"The Gates", nova obra de Christo, enche Central Park

Às 8h30, 600 "voluntários" começaram a libertar as telas suspensas nos 7500 "portões" ao longo de 40 km. O parque ficará assim até 27 de Fevereiro

Rita Siza, Nova Iorque

- Quando vão distribuir as amostras de tecido?Às 11h de ontem, Doug já nem se lembrava quantas vezes tinha respondido à mesma pergunta.
- Só quando estiverem desembrulhados todos os portões. Não deve demorar muito... Há um milhão de amostras, não se preocupe: não estão aqui um milhão de pessoas, diz Doug diplomaticamente.
Mas ontem pela manhã, o Central Park de Nova Iorque estava absolutamente repleto de pessoas, que não quiseram perder os primeiros momentos da imensa obra ao ar livre "The Gates", dos artistas Christo e Jeanne-Claude. As equipas de voluntários, de coletes cinzentos e laranja, arrastavam atrás de si pequenos grupos de curiosos à medida que iam avançando de portão em portão. Com um gancho metálico agarravam uma pega de plástico, que fazia correr um fecho de velcro. Em segundos, o tecido, cor de laranja a fugir para o açafrão desenrolava-se de um tubo de papel, que caía ao chão com estrondo. E a assistência aplaudia.
John Allen sentia-se uma estrela de cinema. "Não consigo imaginar quantas vezes já fui fotografado hoje", ria-se. Às 11h10 a sua equipa desenrolava o último portão. Ao todo, fizeram descer o pano em 100 pórticos, entre o ringue de patinagem e o centro de visitantes do parque. No último, esperava-o uma surpresa: um grupo de amigos que aplaudia, incitava, fotografava e festejava. "Isto é incrível! Obrigada."
"Transformaste o Central Park na Terra do Nunca! Isto é magia!", disse um amigo. John remete os créditos para a dupla de artistas. "Eles é que criaram tudo isto. Eu só fico feliz por terem demorado 25 anos para conseguir a licença. Assim pude fazer parte da experiência!"
Há uma semana que está no parque a trabalhar na montagem da gigantesca instalação. Engenheiro, deixou o escritório para se tornar um "voluntário" - "Bem, Christo e Jeanne-Claude não aceitam trabalho voluntário, recebi o ordenado mínimo", esclarece. "A nossa equipa montou 154 portões." Levantar a estrutura, composta de tubos de vinil, demorava cerca de dez minutos. "Isto está mesmo bem pensado. É incrivelmente simples."
Tiram uma fotografia: "Daqui a 15 dias tudo isto terá desaparecido", diz. Sentir-se-á triste? "Acho que não. Ficarei triste pelas pessoas que não puderam viver esta experiência."
Paulette e Daniel passeiam-se pela segunda vez no meio de uma obra de Christo. São franceses e estão de férias em Nova Iorque, por coincidência na mesma altura em que "The Gates" "abriu". Daniel lembra a emoção que sentiu quando se passeou pela "Pont Neuf" em Paris, quando Christo embrulhou a ponte em tecido. "Para mim, o mais significativo nestes projectos é a emoção que transmitem. É difícil de explicar, uma energia...", diz Paulette.

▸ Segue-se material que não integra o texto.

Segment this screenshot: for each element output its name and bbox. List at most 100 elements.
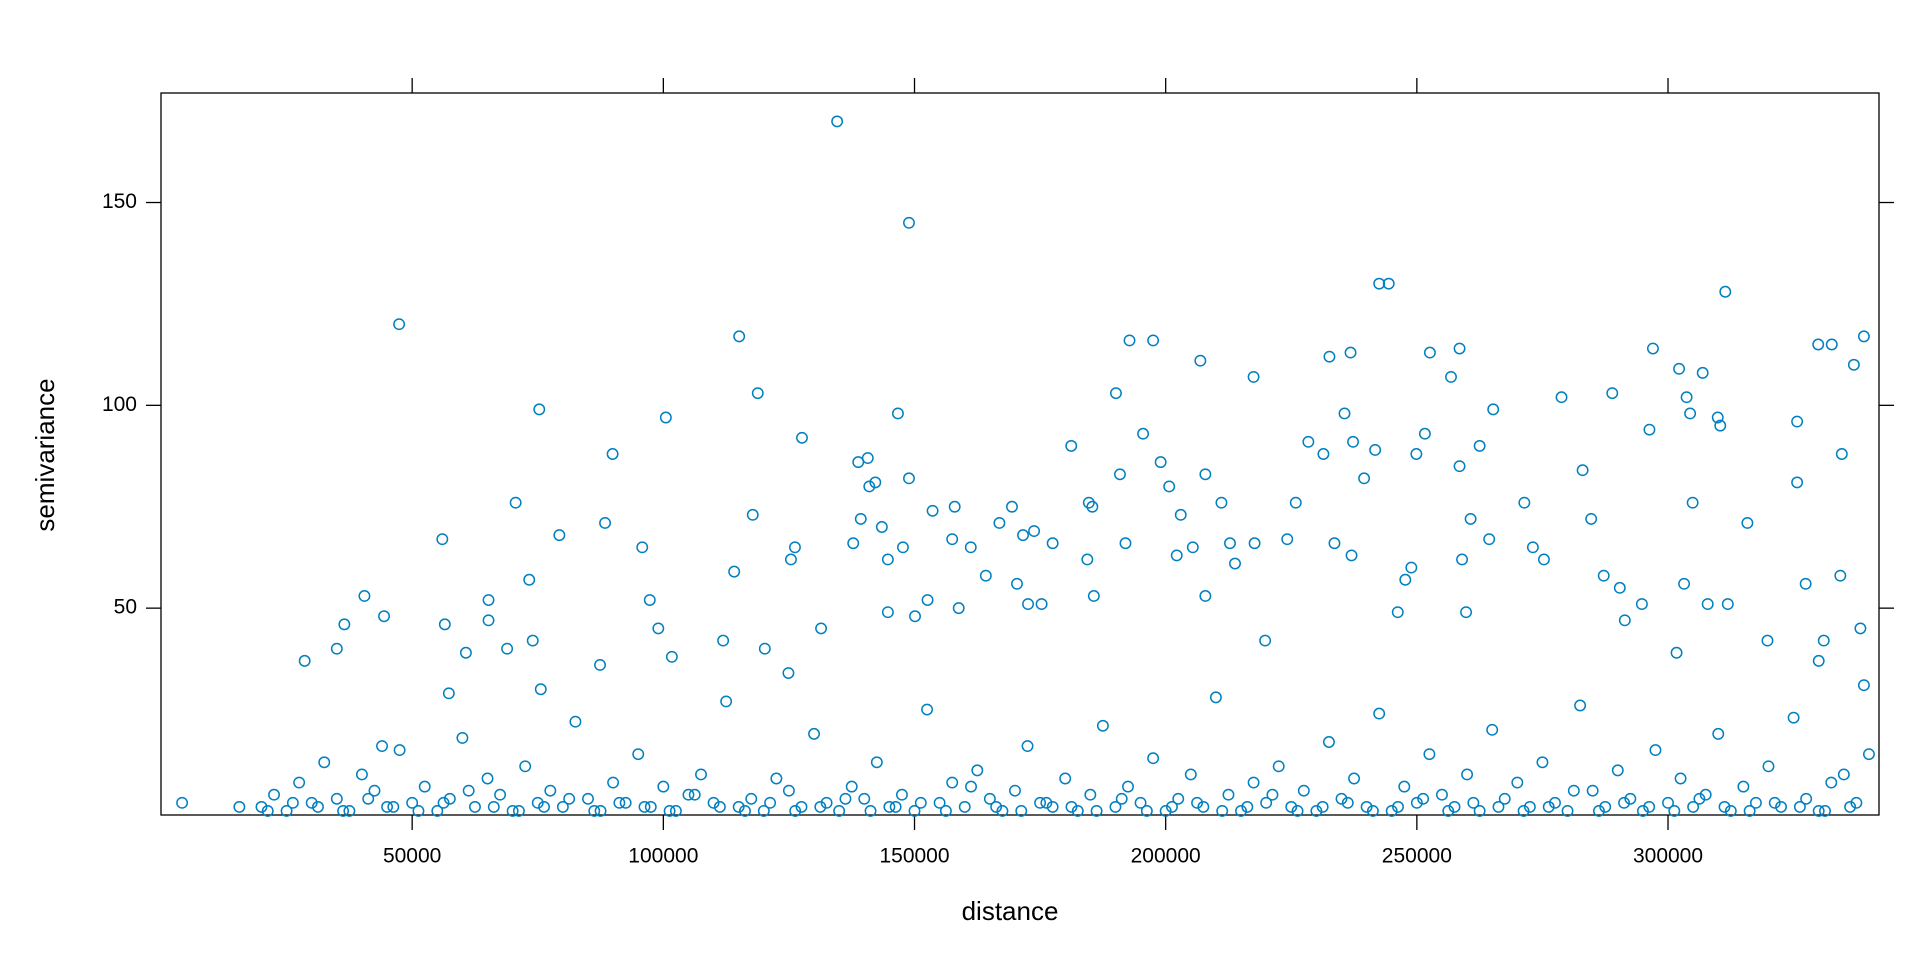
point bbox=[582, 792, 594, 805]
point bbox=[732, 800, 745, 813]
point bbox=[362, 792, 375, 805]
point bbox=[784, 553, 797, 566]
point bbox=[1718, 800, 1731, 813]
point bbox=[643, 594, 656, 606]
point bbox=[1186, 541, 1199, 554]
point bbox=[1065, 800, 1078, 813]
point bbox=[1456, 553, 1469, 566]
point bbox=[1260, 796, 1273, 809]
point bbox=[1114, 468, 1126, 481]
point bbox=[1222, 788, 1235, 801]
point bbox=[926, 504, 939, 517]
point bbox=[933, 796, 946, 809]
point bbox=[1618, 614, 1631, 627]
point bbox=[1793, 800, 1806, 813]
point bbox=[1483, 533, 1496, 546]
point bbox=[1373, 277, 1386, 290]
point bbox=[381, 800, 394, 813]
point bbox=[903, 216, 915, 229]
point bbox=[770, 772, 783, 785]
point bbox=[1442, 804, 1455, 817]
point bbox=[1787, 711, 1800, 724]
point bbox=[1184, 768, 1197, 781]
point bbox=[1599, 800, 1612, 813]
point bbox=[378, 610, 390, 623]
point bbox=[903, 472, 915, 485]
point bbox=[1670, 646, 1683, 659]
point bbox=[606, 448, 619, 460]
point bbox=[854, 512, 867, 525]
point bbox=[481, 772, 494, 785]
point bbox=[1040, 796, 1053, 809]
point bbox=[1022, 598, 1034, 611]
point bbox=[569, 715, 582, 728]
point bbox=[782, 784, 795, 797]
point bbox=[1344, 346, 1357, 359]
point bbox=[1687, 800, 1700, 813]
point bbox=[443, 792, 456, 805]
point bbox=[1799, 577, 1812, 590]
point bbox=[652, 622, 665, 635]
point bbox=[1154, 456, 1167, 469]
point bbox=[908, 804, 921, 817]
point bbox=[1436, 788, 1448, 801]
point bbox=[1398, 780, 1411, 793]
point bbox=[1358, 472, 1371, 485]
point bbox=[1199, 590, 1212, 602]
point bbox=[1743, 804, 1756, 817]
point bbox=[1486, 723, 1499, 736]
point bbox=[531, 796, 544, 809]
point bbox=[442, 687, 455, 700]
point bbox=[1347, 435, 1360, 448]
point bbox=[1678, 577, 1691, 590]
point bbox=[613, 796, 626, 809]
point bbox=[921, 703, 934, 716]
point bbox=[1216, 804, 1229, 817]
point bbox=[1461, 768, 1474, 781]
point bbox=[1272, 760, 1285, 773]
point bbox=[1096, 719, 1109, 732]
point bbox=[914, 796, 927, 809]
point bbox=[1229, 557, 1241, 570]
point bbox=[358, 590, 371, 602]
point bbox=[795, 800, 808, 813]
point bbox=[1635, 598, 1648, 611]
point bbox=[789, 804, 802, 817]
point bbox=[1467, 796, 1480, 809]
point bbox=[1649, 744, 1662, 757]
point bbox=[594, 658, 606, 671]
point bbox=[1385, 804, 1398, 817]
point bbox=[720, 695, 733, 708]
point bbox=[538, 800, 550, 813]
point bbox=[1847, 358, 1860, 371]
point bbox=[1084, 788, 1097, 801]
point bbox=[1850, 796, 1863, 809]
point bbox=[594, 804, 607, 817]
y-axis-title: semivariance bbox=[30, 378, 60, 531]
point bbox=[1686, 496, 1699, 509]
point bbox=[948, 500, 961, 513]
point bbox=[1473, 439, 1486, 452]
point bbox=[506, 804, 519, 817]
point bbox=[657, 780, 670, 793]
point bbox=[563, 792, 576, 805]
point bbox=[487, 800, 500, 813]
point bbox=[636, 541, 649, 554]
point bbox=[1791, 476, 1804, 489]
point bbox=[312, 800, 324, 813]
point bbox=[553, 529, 566, 542]
point bbox=[1724, 804, 1737, 817]
point bbox=[1109, 800, 1122, 813]
point bbox=[964, 541, 977, 554]
point bbox=[1399, 573, 1412, 586]
point bbox=[176, 796, 189, 809]
point bbox=[764, 796, 777, 809]
point bbox=[1800, 792, 1813, 805]
point bbox=[958, 800, 971, 813]
point bbox=[437, 796, 450, 809]
point bbox=[526, 634, 539, 647]
point bbox=[368, 784, 381, 797]
point bbox=[1366, 804, 1379, 817]
point bbox=[1693, 792, 1706, 805]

Obra que gera "alegria"Os nova-iorquinos sentem a mesma dificuldade. "Já perguntei a vários voluntários o que é que este trabalho representa, qual é o sentido de tudo isto", diz Ellen, uma vizinha do Central Park, na Rua 66. "Todos me respondem que é o que eu quiser. Não há uma interpretação para tudo isto." Para si, "é uma celebração". "Encaro isto como uma celebração da natureza, da vida, da beleza e do amor", enumera. "Isto porque andar por aqui transmite sentimentos positivos, de alegria. Repare como as pessoas estão encantadas, a sorrir, a festejar."
As estruturas laranja, alinhadas simetricamente ao longo dos caminhos do parque, formam uma linha gigantesca. O tecido voa com o vento, muda de cor com os raios de sol, revela as sombras dos ramos das árvores. "Esse é o efeito que gosto mais, as sombras", garante Joyce, uma estudante universitária. Lynne prefere quando as bandeiras levantam com o vento. "É tão orgânico. Parece que ganha vida, como se fosse um animal." De máquina de filmar em punho, registam todos os momentos. "Passamos toda a semana entusiasmadas à espera disto", conta Joyce.
Nova Iorque está numa excitação com a sua obra de arte. Só Judy reclamava com a multidão. "O que deu a esta gente?", perguntava, desmontando da bicicleta depois de ter esbarrado com um grupo que admirava os portões. "Têm tantos dias para ver isto... não precisavam de vir todos hoje!".